Some values for the low-valued pixels actually don’t have corresponding pixel value. The histogram of a linear CDF should show a properly distributed) plot. However, it was observed that since some low-valued pixels don’t have any values in it… it all added up to the other pixel values hence giving us high number of pixels. This problem is brought by our backproject method. Recall that we  just chose the value of y that gave out the smallest difference from our ideal CDF plot to the original CDF plot. A solution would be to figure out a way in determining the x-values for the exactly traced y-values of our ideal CDF.

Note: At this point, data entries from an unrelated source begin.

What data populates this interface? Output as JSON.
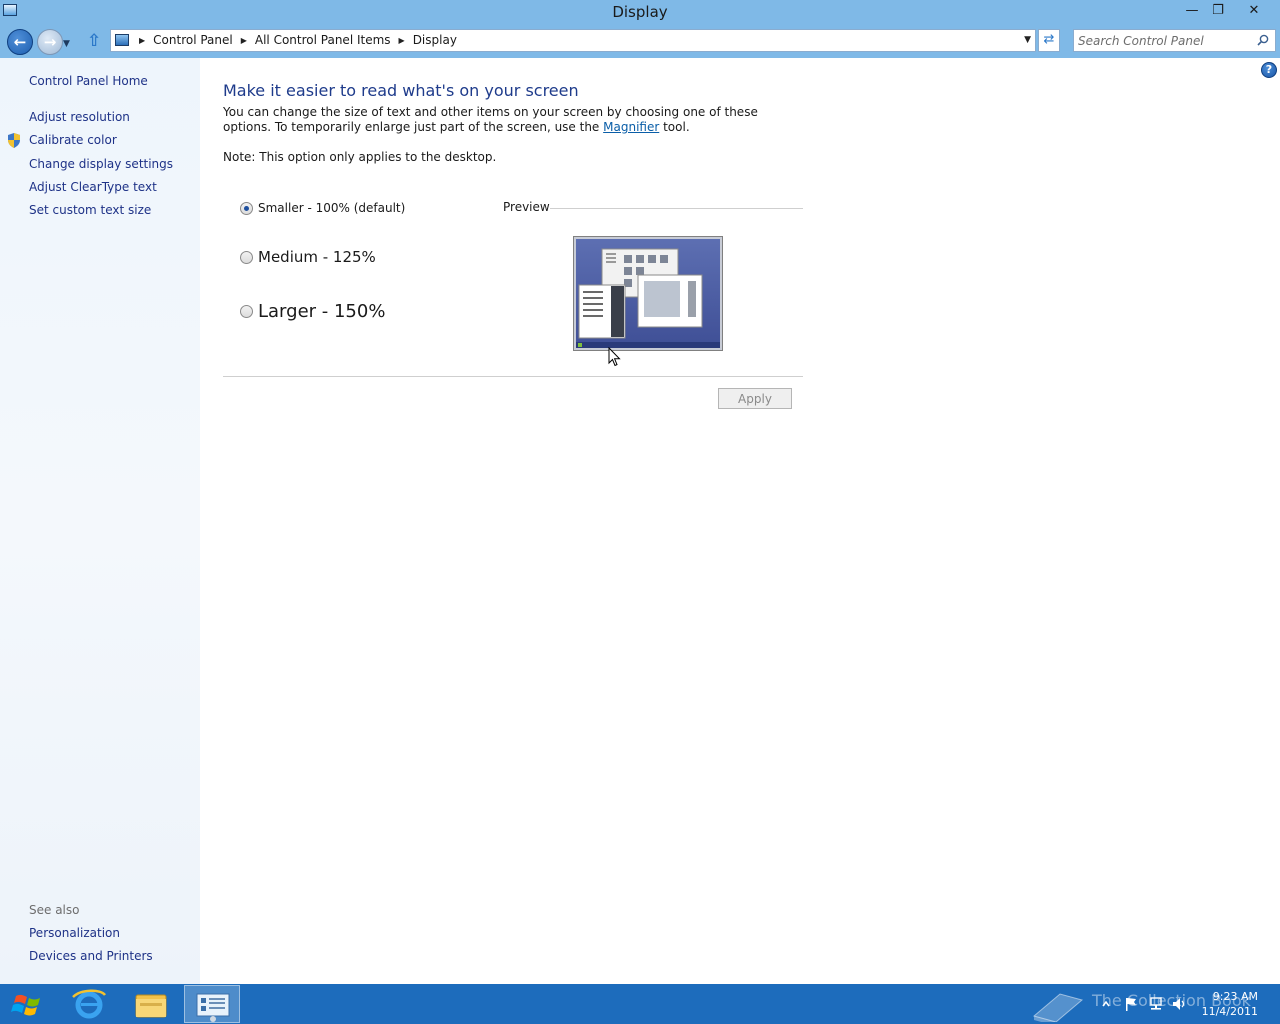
{
  "window": {
    "title": "Display"
  },
  "address": {
    "crumbs": [
      "Control Panel",
      "All Control Panel Items",
      "Display"
    ],
    "search_placeholder": "Search Control Panel"
  },
  "sidebar": {
    "home": "Control Panel Home",
    "items": [
      "Adjust resolution",
      "Calibrate color",
      "Change display settings",
      "Adjust ClearType text",
      "Set custom text size"
    ],
    "see_also_label": "See also",
    "see_also": [
      "Personalization",
      "Devices and Printers"
    ]
  },
  "main": {
    "heading": "Make it easier to read what's on your screen",
    "desc_before": "You can change the size of text and other items on your screen by choosing one of these options. To temporarily enlarge just part of the screen, use the ",
    "desc_link": "Magnifier",
    "desc_after": " tool.",
    "note": "Note: This option only applies to the desktop.",
    "options": [
      {
        "label": "Smaller - 100% (default)",
        "checked": true
      },
      {
        "label": "Medium - 125%",
        "checked": false
      },
      {
        "label": "Larger - 150%",
        "checked": false
      }
    ],
    "preview_label": "Preview",
    "apply_label": "Apply"
  },
  "taskbar": {
    "watermark": "The Collection Book",
    "time": "9:23 AM",
    "date": "11/4/2011"
  },
  "colors": {
    "titlebar": "#7fb9e7",
    "link": "#1e3287",
    "heading": "#1e3b8b",
    "taskbar": "#1d6cbc"
  }
}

In Photoshop however (and also other image editing softwares), this process is made easy for users. The CDF of an image can be easily observed and manipulated by the use of the curves option in Photoshop (Images — > Adjustments –> Curves). The manipulation is done by simply changing the CDF through clicking and dragging your cursor. Images below show some snapshots of the process:
Far easier right?
Also, compared to our output images from my own cold.. the image still seems to be smooth. The transition from one shade to the other of gray is better as compared to our output images wherein at times it looks too pixelated already. This could have been brought by the problem discussed earlier.

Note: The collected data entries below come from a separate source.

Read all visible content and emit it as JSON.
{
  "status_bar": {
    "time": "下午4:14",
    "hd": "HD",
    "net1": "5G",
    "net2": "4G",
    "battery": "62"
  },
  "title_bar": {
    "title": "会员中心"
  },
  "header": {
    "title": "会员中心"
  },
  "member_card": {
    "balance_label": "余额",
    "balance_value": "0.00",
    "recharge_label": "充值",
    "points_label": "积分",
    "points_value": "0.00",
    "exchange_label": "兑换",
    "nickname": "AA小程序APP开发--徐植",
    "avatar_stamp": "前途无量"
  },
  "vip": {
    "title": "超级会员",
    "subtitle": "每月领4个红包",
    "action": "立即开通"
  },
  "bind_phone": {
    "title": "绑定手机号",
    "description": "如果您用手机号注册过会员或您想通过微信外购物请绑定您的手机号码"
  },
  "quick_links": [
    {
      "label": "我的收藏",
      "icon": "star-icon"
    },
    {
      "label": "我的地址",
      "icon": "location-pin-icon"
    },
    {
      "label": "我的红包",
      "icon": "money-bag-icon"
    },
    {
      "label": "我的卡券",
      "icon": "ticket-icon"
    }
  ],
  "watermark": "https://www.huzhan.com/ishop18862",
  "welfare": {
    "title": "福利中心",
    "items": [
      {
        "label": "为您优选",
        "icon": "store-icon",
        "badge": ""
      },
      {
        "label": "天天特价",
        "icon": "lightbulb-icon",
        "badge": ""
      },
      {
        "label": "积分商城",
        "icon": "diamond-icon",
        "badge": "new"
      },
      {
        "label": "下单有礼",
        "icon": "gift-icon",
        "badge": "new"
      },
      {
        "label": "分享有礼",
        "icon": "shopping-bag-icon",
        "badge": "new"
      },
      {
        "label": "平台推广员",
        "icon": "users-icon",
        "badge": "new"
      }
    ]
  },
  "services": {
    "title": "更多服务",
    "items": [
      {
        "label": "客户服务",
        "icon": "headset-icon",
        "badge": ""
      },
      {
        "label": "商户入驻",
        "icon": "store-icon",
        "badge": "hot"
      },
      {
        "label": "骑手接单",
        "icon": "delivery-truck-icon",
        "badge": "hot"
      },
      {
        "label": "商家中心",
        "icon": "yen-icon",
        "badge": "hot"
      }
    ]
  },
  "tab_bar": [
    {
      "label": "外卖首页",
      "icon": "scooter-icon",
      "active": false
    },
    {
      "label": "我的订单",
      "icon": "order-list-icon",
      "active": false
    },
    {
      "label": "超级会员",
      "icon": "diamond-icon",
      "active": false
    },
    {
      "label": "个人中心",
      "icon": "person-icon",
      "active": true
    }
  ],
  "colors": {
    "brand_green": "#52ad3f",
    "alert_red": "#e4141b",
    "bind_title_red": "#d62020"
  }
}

On a personal note, this activity made me think for a long time. I was trying to figure out how to properly trace back the y-values to m ideal plot. I also tried to studied the interp() function and make use of it however I never got around into having a proper output image from it. Overall, I think I deserve a grade of 9/10 as I was still able to fully accomplish the requirements. However, the limitations of my code brought by the backprojection script gave errors to my output images.
Oh well… so much for wanting to retrieve my extra grades from my earlier activities.. 😦

References:

[1] Soriano, Jing. Activity 5 – Enhancement by Histrogram Manipulation manual. Applied Physics 186. National Institute of Physics, UPD.